関ヶ原合戦後、家康はどうやって盤石な体制を築いたのか。その秘密を探る
大河ドラマ「どうする家康」では先のことになるが、関ヶ原合戦後、家康は盤石な体制を築いた。その秘密について、考えることにしよう。
慶長8年(1603)、徳川家康は征夷大将軍に就任し、豊臣家を凌ぐ存在となった。江戸幕府の成立でもある。その2年後、家康は征夷大将軍の職を子の秀忠に譲り、将軍職が徳川家の世襲となることを天下に知らしめた。
一方の豊臣秀頼には、関白に就任するとの噂が流れていた。もし、秀頼が関白に就任したならば、征夷大将軍の家康に匹敵し得る存在になるのは明らかだった。
しかし、最終的に秀頼が関白に就任することはなく、逆に家康の子・秀忠が征夷大将軍の職を世襲した。これにより、徳川家はいっそう優位な立場になったのである。

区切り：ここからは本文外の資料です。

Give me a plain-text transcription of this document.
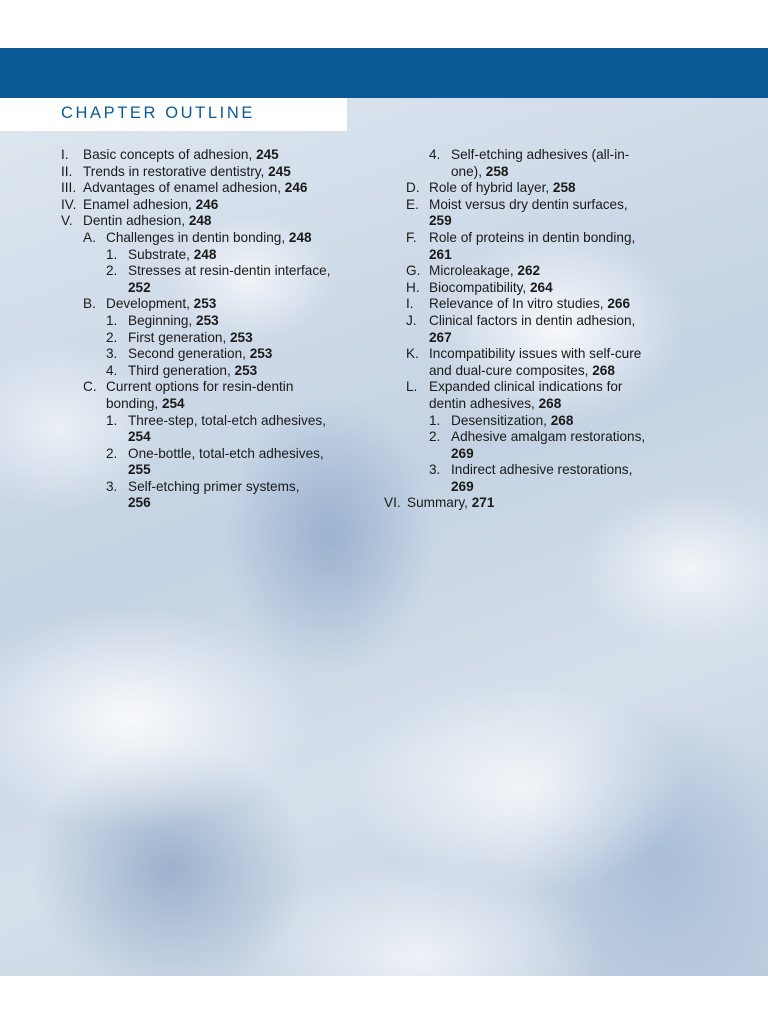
CHAPTER OUTLINE
I. Basic concepts of adhesion, 245
II. Trends in restorative dentistry, 245
III. Advantages of enamel adhesion, 246
IV. Enamel adhesion, 246
V. Dentin adhesion, 248
A. Challenges in dentin bonding, 248
1. Substrate, 248
2. Stresses at resin-dentin interface,
252
B. Development, 253
1. Beginning, 253
2. First generation, 253
3. Second generation, 253
4. Third generation, 253
C. Current options for resin-dentin
bonding, 254
1. Three-step, total-etch adhesives,
254
2. One-bottle, total-etch adhesives,
255
3. Self-etching primer systems,
256
4. Self-etching adhesives (all-in-
one), 258
D. Role of hybrid layer, 258
E. Moist versus dry dentin surfaces,
259
F. Role of proteins in dentin bonding,
261
G. Microleakage, 262
H. Biocompatibility, 264
I. Relevance of In vitro studies, 266
J. Clinical factors in dentin adhesion,
267
K. Incompatibility issues with self-cure
and dual-cure composites, 268
L. Expanded clinical indications for
dentin adhesives, 268
1. Desensitization, 268
2. Adhesive amalgam restorations,
269
3. Indirect adhesive restorations,
269
VI. Summary, 271
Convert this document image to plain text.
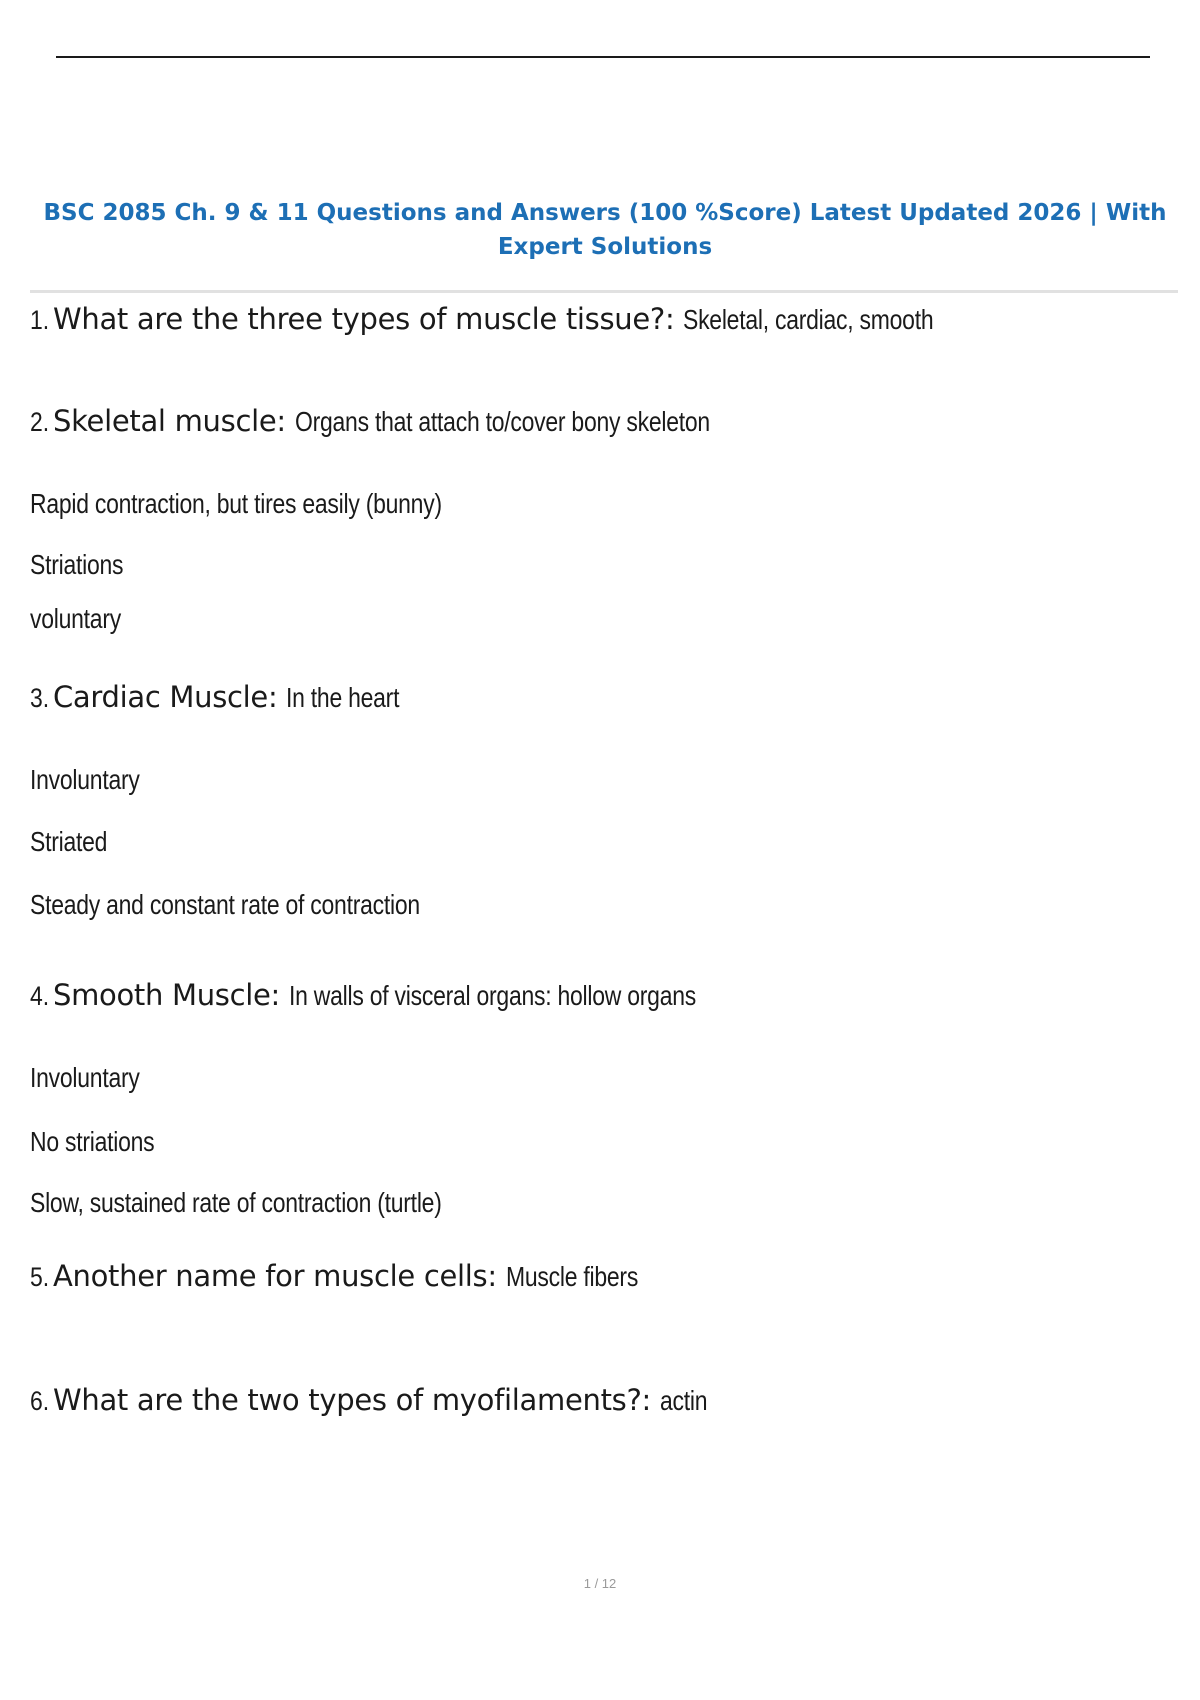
BSC 2085 Ch. 9 & 11 Questions and Answers (100 %Score) Latest Updated 2026 | With Expert Solutions
1. What are the three types of muscle tissue?: Skeletal, cardiac, smooth
2. Skeletal muscle: Organs that attach to/cover bony skeleton
Rapid contraction, but tires easily (bunny)
Striations
voluntary
3. Cardiac Muscle: In the heart
Involuntary
Striated
Steady and constant rate of contraction
4. Smooth Muscle: In walls of visceral organs: hollow organs
Involuntary
No striations
Slow, sustained rate of contraction (turtle)
5. Another name for muscle cells: Muscle fibers
6. What are the two types of myofilaments?: actin
1 / 12
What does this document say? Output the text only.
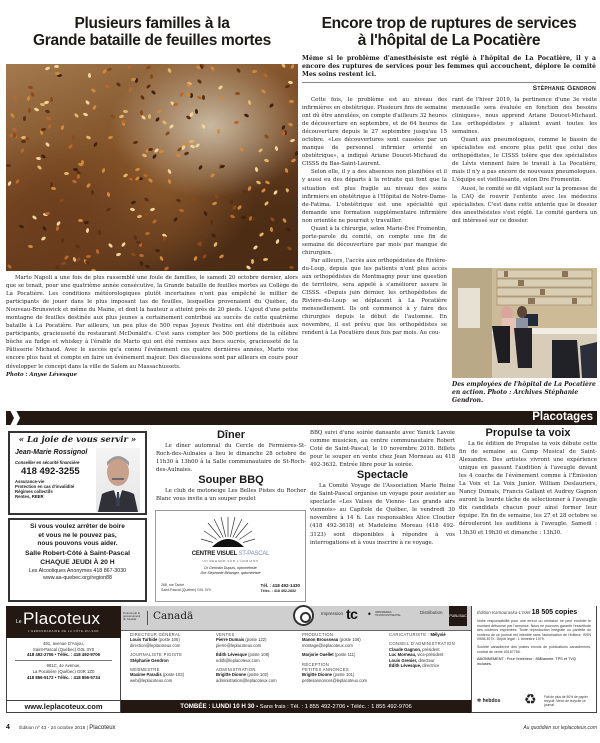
Plusieurs familles à la
Grande bataille de feuilles mortes

Marto Napoli a une fois de plus rassemblé une foule de familles, le samedi 20 octobre dernier, alors que se tenait, pour une quatrième année consécutive, la Grande bataille de feuilles mortes au Collège de La Pocatière. Les conditions météorologiques plutôt incertaines n'ont pas empêché le millier de participants de jouer dans le plus imposant tas de feuilles, lesquelles provenaient du Québec, du Nouveau-Brunswick et même du Maine, et dont la hauteur a atteint près de 20 pieds. L'ajout d'une petite montagne de feuilles destinée aux plus jeunes a certainement contribué au succès de cette quatrième bataille à La Pocatière. Par ailleurs, un peu plus de 500 repas Joyeux Festins ont été distribués aux participants, gracieuseté du restaurant McDonald's. C'est sans compter les 500 portions de la célèbre bûche au fudge et whiskey à l'érable de Marto qui ont été remises aux becs sucrés, gracieuseté de la Pâtisserie Michaud. Avec le succès qu'a connu l'événement ces quatre dernières années, Marto vise encore plus haut et compte en faire un événement majeur. Des discussions sont par ailleurs en cours pour développer le concept dans la ville de Salem au Massachussets.

Photo : Anyse Lévesque
Encore trop de ruptures de services
à l'hôpital de La Pocatière
Même si le problème d'anesthésiste est réglé à l'hôpital de La Pocatière, il y a encore des ruptures de services pour les femmes qui accouchent, déplore le comité Mes soins restent ici.
Stéphanie Gendron

Cette fois, le problème est au niveau des infirmières en obstétrique. Plusieurs fins de semaine ont dû être annulées, on compte d'ailleurs 32 heures de découverture en septembre, et de 64 heures de découverture depuis le 27 septembre jusqu'au 15 octobre. «Les découvertures sont causées par un manque de personnel infirmier orienté en obstétrique», a indiqué Ariane Doucet-Michaud du CISSS du Bas-Saint-Laurent.

Selon elle, il y a des absences non planifiées et il y aussi eu des départs à la retraite qui font que la situation est plus fragile au niveau des soins infirmiers en obstétrique à l'Hôpital de Notre-Dame-de-Fatima. L'obstétrique est une spécialité qui demande une formation supplémentaire infirmière non orientée ne pourrait y travailler.

Quant à la chirurgie, selon Marie-Ève Fromentin, porte-parole du comité, on compte une fin de semaine de découverture par mois par manque de chirurgien.

Par ailleurs, l'accès aux orthopédistes de Rivière-du-Loup, depuis que les patients n'ont plus accès aux orthopédistes de Montmagny pour une question de territoire, sera appelé à s'améliorer assure le CISSS. «Depuis juin dernier, les orthopédistes de Rivière-du-Loup se déplacent à La Pocatière mensuellement. Ils ont commencé à y faire des chirurgies depuis le début de l'automne. En novembre, il est prévu que les orthopédistes se rendent à La Pocatière deux fois par mois. Au cou-

rant de l'hiver 2019, la pertinence d'une 3e visite mensuelle sera évaluée en fonction des besoins cliniques», nous apprend Ariane Doucet-Michaud. Les orthopédistes y allaient avant toutes les semaines.

Quant aux pneumologues, comme le bassin de spécialistes est encore plus petit que celui des orthopédistes, le CISSS tolère que des spécialistes de Lévis viennent faire le travail à La Pocatière, mais il n'y a pas encore de nouveaux pneumologues. L'équipe est vieillissante, selon Dre Fromentin.

Aussi, le comité se dit vigilant sur la promesse de la CAQ de rouvrir l'entente avec les médecins spécialistes. C'est dans cette entente que le dossier des anesthésistes s'est réglé. Le comité gardera un œil intéressé sur ce dossier.

Des employées de l'hôpital de La Pocatière en action. Photo : Archives Stéphanie Gendron.
Placotages
« La joie de vous servir »
Jean-Marie Rossignol
Conseiller en sécurité financière
418 492-3255
Assurance-vie
Protection en cas d'invalidité
Régimes collectifs
Rentes, REER
Si vous voulez arrêter de boire
et vous ne le pouvez pas,
nous pouvons vous aider.
Salle Robert-Côté à Saint-Pascal
CHAQUE JEUDI À 20 H
Les Alcooliques Anonymes 418 867-3030
www.aa-quebec.org/region88
Dîner

Le dîner automnal du Cercle de Fermières-St-Roch-des-Aulnaies a lieu le dimanche 28 octobre de 11h30 à 13h00 à la Salle communautaire de St-Roch-des-Aulnaies.

Souper BBQ

Le club de motoneige Les Belles Pistes du Rocher Blanc vous invite a un souper poulet

CENTRE VISUEL ST-PASCAL
UN REGARD SUR L'HORIZON
Dr Germain Dupuis, optométriste
Dre Stéphanie Bélanger, optométriste
268, rue Taché
Saint-Pascal (Québec) G0L 3Y0
Tél. : 418 492-1430
Téléc. : 418 492-2832

BBQ suivi d'une soirée dansante avec Yanick Lavoie comme musicien, au centre communautaire Robert Coté de Saint-Pascal, le 10 novembre 2018. Billets pour le souper en vente chez Jean Morneau au 418 492-3632. Entrée libre pour la soirée.

Spectacle

La Comité Voyage de l'Association Marie Reine de Saint-Pascal organise un voyage pour assister au spectacle «Les Valses de Vienne- Les grands airs viennois» au Capitole de Québec, le vendredi 30 novembre à 14 h. Les responsables Alice Cloutier (418 492-3618) et Madeleine Moreau (418 492-3123) sont disponibles à répondre à vos interrogations et à vous inscrire à ce voyage.

Propulse ta voix

La 6e édition de Propulse ta voix débute cette fin de semaine au Camp Musical de Saint-Alexandre. Des artistes vivront une expérience unique en passant l'audition à l'aveugle devant les 4 coachs de l'évènement comme à l'Émission La Voix et La Voix Junior. William Deslauriers, Nancy Dumais, Francis Gallant et Audrey Gagnon auront la lourde tâche de sélectionner à l'aveugle dix candidats chacun pour ainsi former leur équipe. En fin de semaine, les 27 et 28 octobre se dérouleront les auditions à l'aveugle. Samedi : 13h30 et 19h30 et dimanche : 13h30.

Le Placoteux
L'HEBDOMADAIRE DE LA CÔTE-DU-SUD
491, avenue D'Anjou,
Saint-Pascal (Québec) G0L 3Y0
418 492-2706 • Téléc. : 418 492-9706
901C, 4e Avenue,
La Pocatière (Québec) G0R 1Z0
418 856-5172 • Téléc. : 418 856-5734
www.leplacoteux.com
Financé par le gouvernement du Canada	Canadä	Impression tc • IMPRIMERIES TRANSCONTINENTAL
Distribution
PUBLISAC
DIRECTEUR GÉNÉRAL
Louis Turbide (poste 105)
direction@leplacoteux.com
JOURNALISTE PIGISTE
Stéphanie Gendron
WEBMESTRE
Maxime Paradis (poste 103)
web@leplacoteux.com
VENTES
Pierre Dumais (poste 122)
pierre@leplacoteux.com
Édith Lévesque (poste 108)
edith@leplacoteux.com
ADMINISTRATION
Brigitte Dionne (poste 102)
administration@leplacoteux.com
PRODUCTION
Manon Brousseau (poste 106)
montage@leplacoteux.com
Marjorie Ouellet (poste 111)
RÉCEPTION
PETITES ANNONCES
Brigitte Dionne (poste 101)
petitesannonces@leplacoteux.com
CARICATURISTE : Mélyvié
CONSEIL D'ADMINISTRATION
Claude Gagnon, président
Luc Morneau, vice-président
Louis Grenier, directeur
Édith Lévesque, directrice
TOMBÉE : LUNDI 10 H 30 • Sans frais : Tél. : 1 855 492-2706 • Téléc. : 1 855 492-9706
Édition Kamouraska-L'Islet 18 505 copies
Notre responsabilité pour une erreur ou omission ne peut excéder le montant déboursé par l'annonce. Nous ne pouvons garantir l'exactitude des couleurs imprimées. Toute reproduction intégrale ou partielle du contenu de ce journal est interdite sans l'autorisation de l'éditeur. ISSN 0908-307X. Dépôt légal : 1 trimestre 1979.
Société canadienne des postes envois de publications canadiennes, contrat de vente #0187755.
ABONNEMENT : Pour l'extérieur : 85$/année. TPS et TVQ incluses.
✲ hebdos ♻ Fait de plus de 50% de papier recyclé. Merci de recycler ce journal.
4 Édition nº 43 - 24 octobre 2018 | Placoteux	Au quotidien sur leplacoteux.com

慶長12年(1607)になると、家康は駿府城に移り、大御所政治を展開した。そして、家康は主に朝廷、寺社、西国大名の政務を担うようになったのである。
関ヶ原合戦直後、家康は奥平信昌を京都所司代に任命した。京都所司代の職務は、京都市中の治安維持、禁中・公家に関する政務の管掌、京都・伏見・奈良の三奉行の支配、京都周辺8ヵ国の訴訟の処理、西国の大名の監視などである。
家康は政権の基盤を江戸、駿府に置きつつも、京都などを掌中に収めることにより、本来は豊臣政権が支配の権限を持つ畿内およびその周辺の支配を行った。
慶長6年(1601)に信昌が京都所司代の職を退くと、板倉勝重が後継者となり、以降、19年にわたって京都所司代の職にあった。この頃の京都所司代の職務は、反徳川勢力の制圧、および西国大名の統制など軍事的な性格が濃くなっていた。
さらに家康は佐渡金山、大森銀山(石見)、生野銀山、黒川金山(甲斐)などの重要鉱山を直轄化し、幕府の財政基盤の強化を行った。また、堺、伊勢山田、長崎などの主要都市も配下に収めた。主要都市の多くは交通の要衝にあり、大きな経済圏を形成していた。
家康は優位になったものの、決して豊臣家を滅亡に追い込もうとしたわけではない。家康の本意は特別な存在だった豊臣家を完全なコントロール下に置き、諸大名と同じ処遇にすることにあったといえよう。